MF: It’s kind of like cross-country, is what it reminds me of. I mean, just to go off on a little bit of a tangent, here in the U.S., we run cross-country. This is my background and sort of what I’m focusing on myself as an athlete right now, mostly like manicured courses and there are set courses like 5K and 10K. If you go to Europe, or elsewhere in the world, cross-country is exactly what you described. They’re going to do a lap around this park or we’re going to do multiple laps around this park because we don’t care if it’s 2K exactly or 2.3K or whatever it works out to. So, I’m with you on that. 

AC: Exactly, yeah. That, to me, is what mountain travel is all about: looking for beautiful lines, looking for inspiring routes and how far they are isn’t necessarily important.

MF: Last question is on you. What do you have coming up that you’re excited about or hope to be working towards in the coming months or years?

AC: Powder. Ski season. I got excited driving in and seeing some snow on the peaks here. The one thing about ski touring and ski mountaineering is it’s the easiest thing on my body. So, as I say, I love, love, love running and I really miss running smoothly and efficiently with flow but my body just can’t handle it. I have a pin in my hip, I’ve broken my ankle multiple times and like my thoracic spine doesn’t really move like it used to. I have a rod still in my back but running just doesn’t feel the way it once did and unfortunately, I still kind of hold on to the feeling that it did, like when I could run smoothly and fast and running sub-five minute miles. It was really fun to run fast .I just can’t run with that kind of flow or consistency without my body just breaking down, even though I spend a lot of time working on mobility and strength and trying to supplement it. I should probably drop my mileage, that’d probably be the real answer, but it’s skiing and ski touring and cross-country skiing are a lot more gentle on my body, so I’m really looking forward to ski season.

MF: OK. I have one more question. Is there anything else that gives you that feeling that going fast does?
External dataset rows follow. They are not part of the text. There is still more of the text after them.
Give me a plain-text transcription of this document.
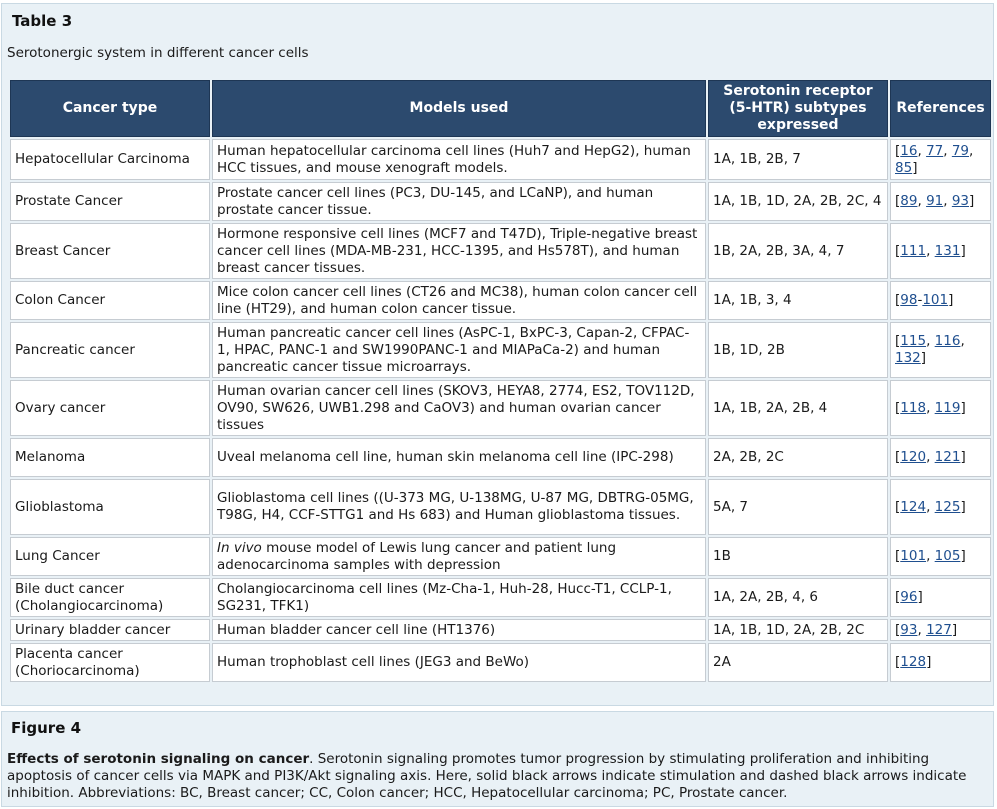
Table 3
Serotonergic system in different cancer cells
Cancer type	Models used	Serotonin receptor (5-HTR) subtypes expressed	References
Hepatocellular Carcinoma	Human hepatocellular carcinoma cell lines (Huh7 and HepG2), human HCC tissues, and mouse xenograft models.	1A, 1B, 2B, 7	[16, 77, 79, 85]
Prostate Cancer	Prostate cancer cell lines (PC3, DU-145, and LCaNP), and human prostate cancer tissue.	1A, 1B, 1D, 2A, 2B, 2C, 4	[89, 91, 93]
Breast Cancer	Hormone responsive cell lines (MCF7 and T47D), Triple-negative breast cancer cell lines (MDA-MB-231, HCC-1395, and Hs578T), and human breast cancer tissues.	1B, 2A, 2B, 3A, 4, 7	[111, 131]
Colon Cancer	Mice colon cancer cell lines (CT26 and MC38), human colon cancer cell line (HT29), and human colon cancer tissue.	1A, 1B, 3, 4	[98-101]
Pancreatic cancer	Human pancreatic cancer cell lines (AsPC-1, BxPC-3, Capan-2, CFPAC-1, HPAC, PANC-1 and SW1990PANC-1 and MIAPaCa-2) and human pancreatic cancer tissue microarrays.	1B, 1D, 2B	[115, 116, 132]
Ovary cancer	Human ovarian cancer cell lines (SKOV3, HEYA8, 2774, ES2, TOV112D, OV90, SW626, UWB1.298 and CaOV3) and human ovarian cancer tissues	1A, 1B, 2A, 2B, 4	[118, 119]
Melanoma	Uveal melanoma cell line, human skin melanoma cell line (IPC-298)	2A, 2B, 2C	[120, 121]
Glioblastoma	Glioblastoma cell lines ((U-373 MG, U-138MG, U-87 MG, DBTRG-05MG, T98G, H4, CCF-STTG1 and Hs 683) and Human glioblastoma tissues.	5A, 7	[124, 125]
Lung Cancer	In vivo mouse model of Lewis lung cancer and patient lung adenocarcinoma samples with depression	1B	[101, 105]
Bile duct cancer (Cholangiocarcinoma)	Cholangiocarcinoma cell lines (Mz-Cha-1, Huh-28, Hucc-T1, CCLP-1, SG231, TFK1)	1A, 2A, 2B, 4, 6	[96]
Urinary bladder cancer	Human bladder cancer cell line (HT1376)	1A, 1B, 1D, 2A, 2B, 2C	[93, 127]
Placenta cancer (Choriocarcinoma)	Human trophoblast cell lines (JEG3 and BeWo)	2A	[128]
Figure 4
Effects of serotonin signaling on cancer. Serotonin signaling promotes tumor progression by stimulating proliferation and inhibiting apoptosis of cancer cells via MAPK and PI3K/Akt signaling axis. Here, solid black arrows indicate stimulation and dashed black arrows indicate inhibition. Abbreviations: BC, Breast cancer; CC, Colon cancer; HCC, Hepatocellular carcinoma; PC, Prostate cancer.
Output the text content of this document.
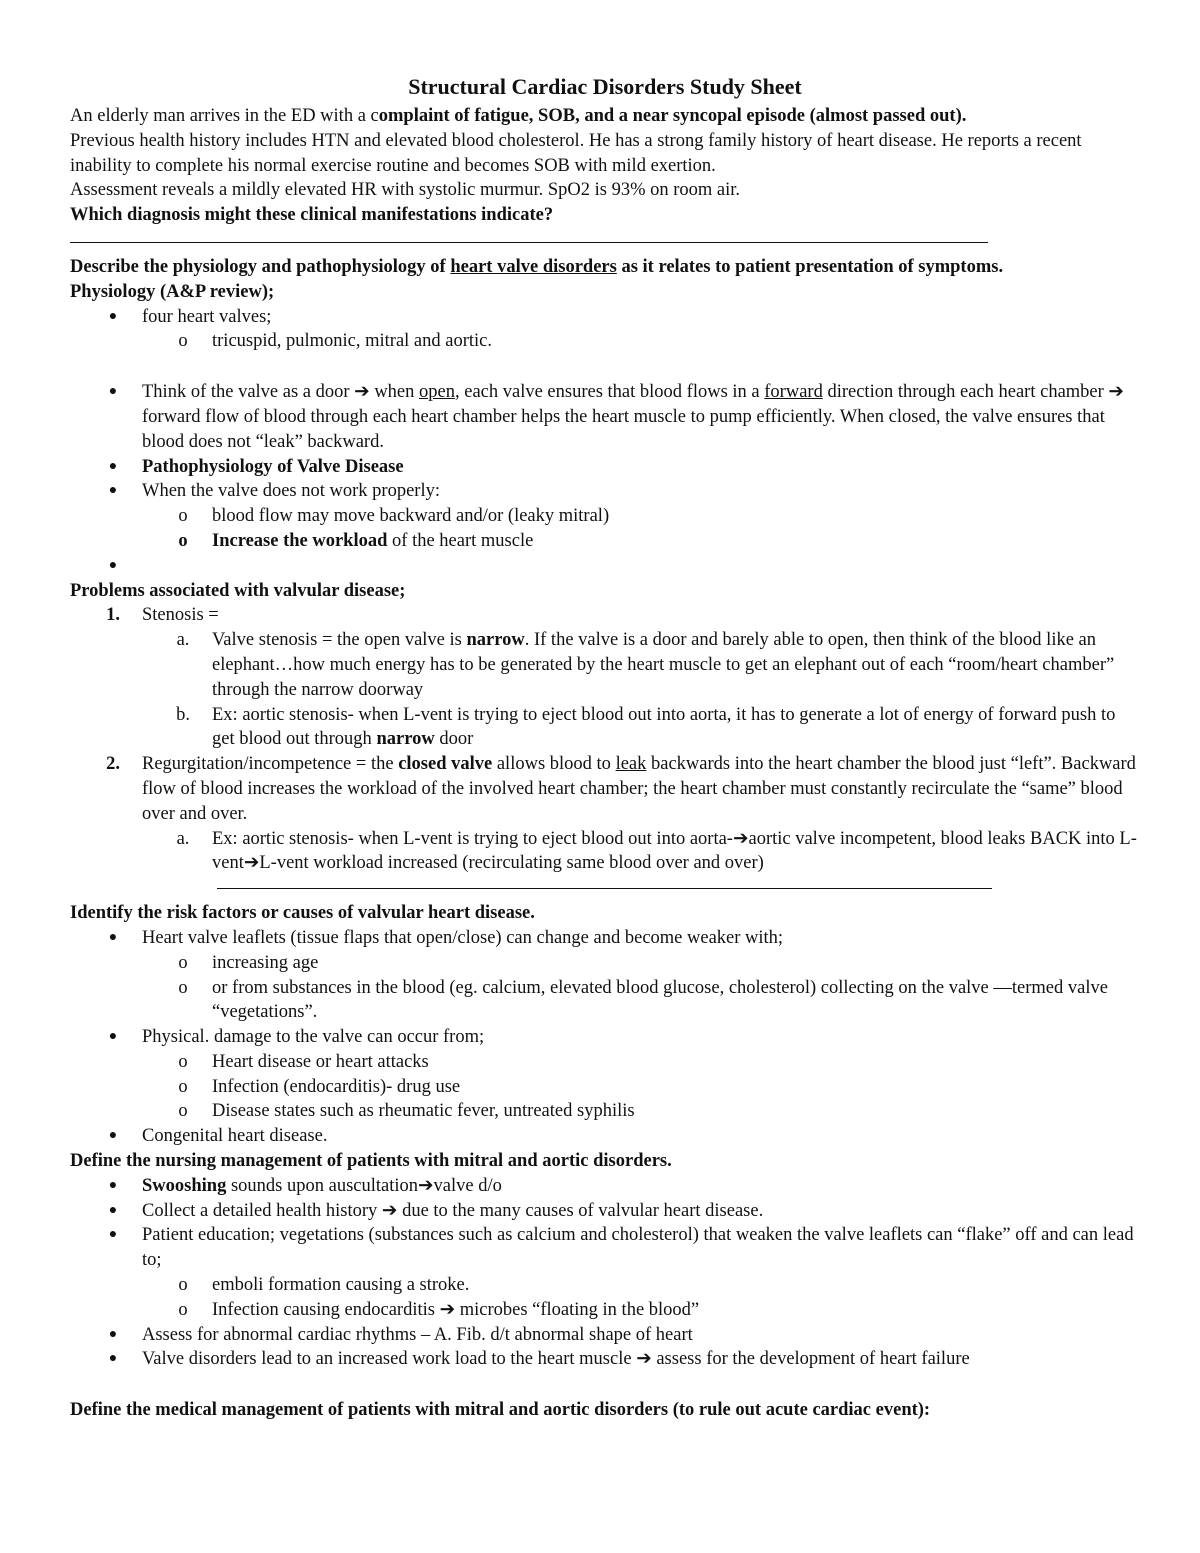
Structural Cardiac Disorders Study Sheet

An elderly man arrives in the ED with a complaint of fatigue, SOB, and a near syncopal episode (almost passed out).

Previous health history includes HTN and elevated blood cholesterol. He has a strong family history of heart disease. He reports a recent inability to complete his normal exercise routine and becomes SOB with mild exertion.

Assessment reveals a mildly elevated HR with systolic murmur. SpO2 is 93% on room air.

Which diagnosis might these clinical manifestations indicate?

Describe the physiology and pathophysiology of heart valve disorders as it relates to patient presentation of symptoms.

Physiology (A&P review);

●	four heart valves;
o tricuspid, pulmonic, mitral and aortic.
●	Think of the valve as a door ➔ when open, each valve ensures that blood flows in a forward direction through each heart chamber ➔ forward flow of blood through each heart chamber helps the heart muscle to pump efficiently. When closed, the valve ensures that blood does not “leak” backward.
●	Pathophysiology of Valve Disease
●	When the valve does not work properly:
o blood flow may move backward and/or (leaky mitral)
o Increase the workload of the heart muscle
●

Problems associated with valvular disease;

1. Stenosis =
a. Valve stenosis = the open valve is narrow. If the valve is a door and barely able to open, then think of the blood like an elephant…how much energy has to be generated by the heart muscle to get an elephant out of each “room/heart chamber” through the narrow doorway
b. Ex: aortic stenosis- when L-vent is trying to eject blood out into aorta, it has to generate a lot of energy of forward push to get blood out through narrow door
2. Regurgitation/incompetence = the closed valve allows blood to leak backwards into the heart chamber the blood just “left”. Backward flow of blood increases the workload of the involved heart chamber; the heart chamber must constantly recirculate the “same” blood over and over.
a. Ex: aortic stenosis- when L-vent is trying to eject blood out into aorta-➔aortic valve incompetent, blood leaks BACK into L-vent➔L-vent workload increased (recirculating same blood over and over)

Identify the risk factors or causes of valvular heart disease.

●	Heart valve leaflets (tissue flaps that open/close) can change and become weaker with;
o increasing age
o or from substances in the blood (eg. calcium, elevated blood glucose, cholesterol) collecting on the valve —termed valve “vegetations”.
●	Physical. damage to the valve can occur from;
o Heart disease or heart attacks
o Infection (endocarditis)- drug use
o Disease states such as rheumatic fever, untreated syphilis
●	Congenital heart disease.

Define the nursing management of patients with mitral and aortic disorders.

●	Swooshing sounds upon auscultation➔valve d/o
●	Collect a detailed health history ➔ due to the many causes of valvular heart disease.
●	Patient education; vegetations (substances such as calcium and cholesterol) that weaken the valve leaflets can “flake” off and can lead to;
o emboli formation causing a stroke.
o Infection causing endocarditis ➔ microbes “floating in the blood”
●	Assess for abnormal cardiac rhythms – A. Fib. d/t abnormal shape of heart
●	Valve disorders lead to an increased work load to the heart muscle ➔ assess for the development of heart failure

Define the medical management of patients with mitral and aortic disorders (to rule out acute cardiac event):
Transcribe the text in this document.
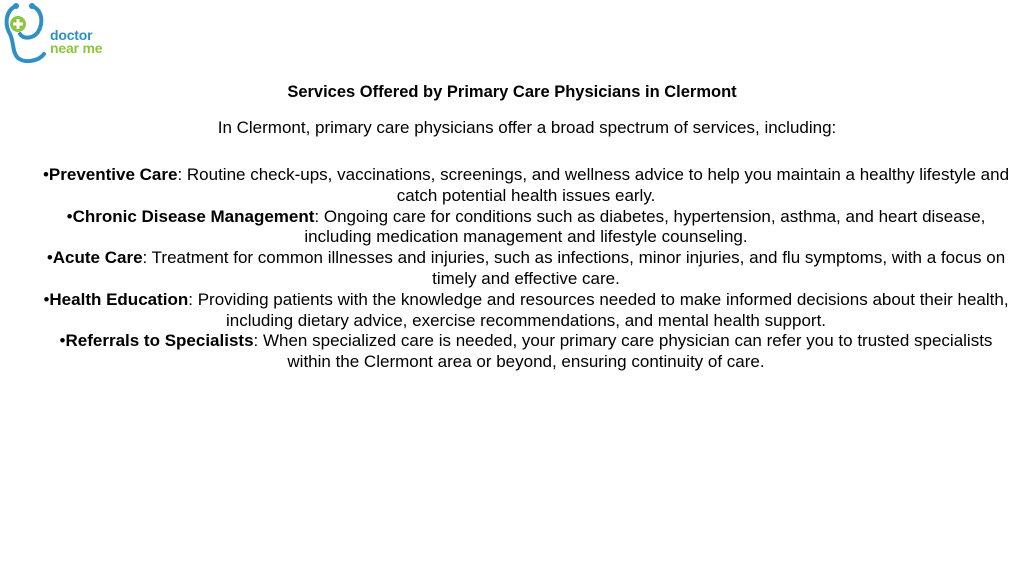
doctor
near me
Services Offered by Primary Care Physicians in Clermont

In Clermont, primary care physicians offer a broad spectrum of services, including:

•Preventive Care: Routine check-ups, vaccinations, screenings, and wellness advice to help you maintain a healthy lifestyle and catch potential health issues early.
•Chronic Disease Management: Ongoing care for conditions such as diabetes, hypertension, asthma, and heart disease, including medication management and lifestyle counseling.
•Acute Care: Treatment for common illnesses and injuries, such as infections, minor injuries, and flu symptoms, with a focus on timely and effective care.
•Health Education: Providing patients with the knowledge and resources needed to make informed decisions about their health, including dietary advice, exercise recommendations, and mental health support.
•Referrals to Specialists: When specialized care is needed, your primary care physician can refer you to trusted specialists within the Clermont area or beyond, ensuring continuity of care.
Can you replicate it in other ways or is it unique to running?

AC: Well, I mean, from a very young age I was considered a fast runner. So, I think that there was an identity tied up in it. Like, as a young kid running around the block, I’d win the races or I’d win running the lap around the school. So, I think maybe I miss the identity of be a fast runner. But, yeah, cross-country skiing and back-country skiing, or hiking uphill fast, I definitely get the same sense of challenging myself, for sure. These days, I’ve recently gotten quite into like sport climbing and bouldering, which are completely different styles of challenging yourself, but it’s fun to sort of watch the grades and all that.

MF: Adam, thank you so much for this conversation, for your openness. Thanks to all of you for sitting here and listening to the two of us chat. I hope everyone has a great weekend. 

AC: Thanks for what you do as well. I love your podcast. I’ve listened to it for quite a long time and it’s really inspiring what you do. Thanks a lot for having me here and good luck to everybody racing and good luck to you as well in your run.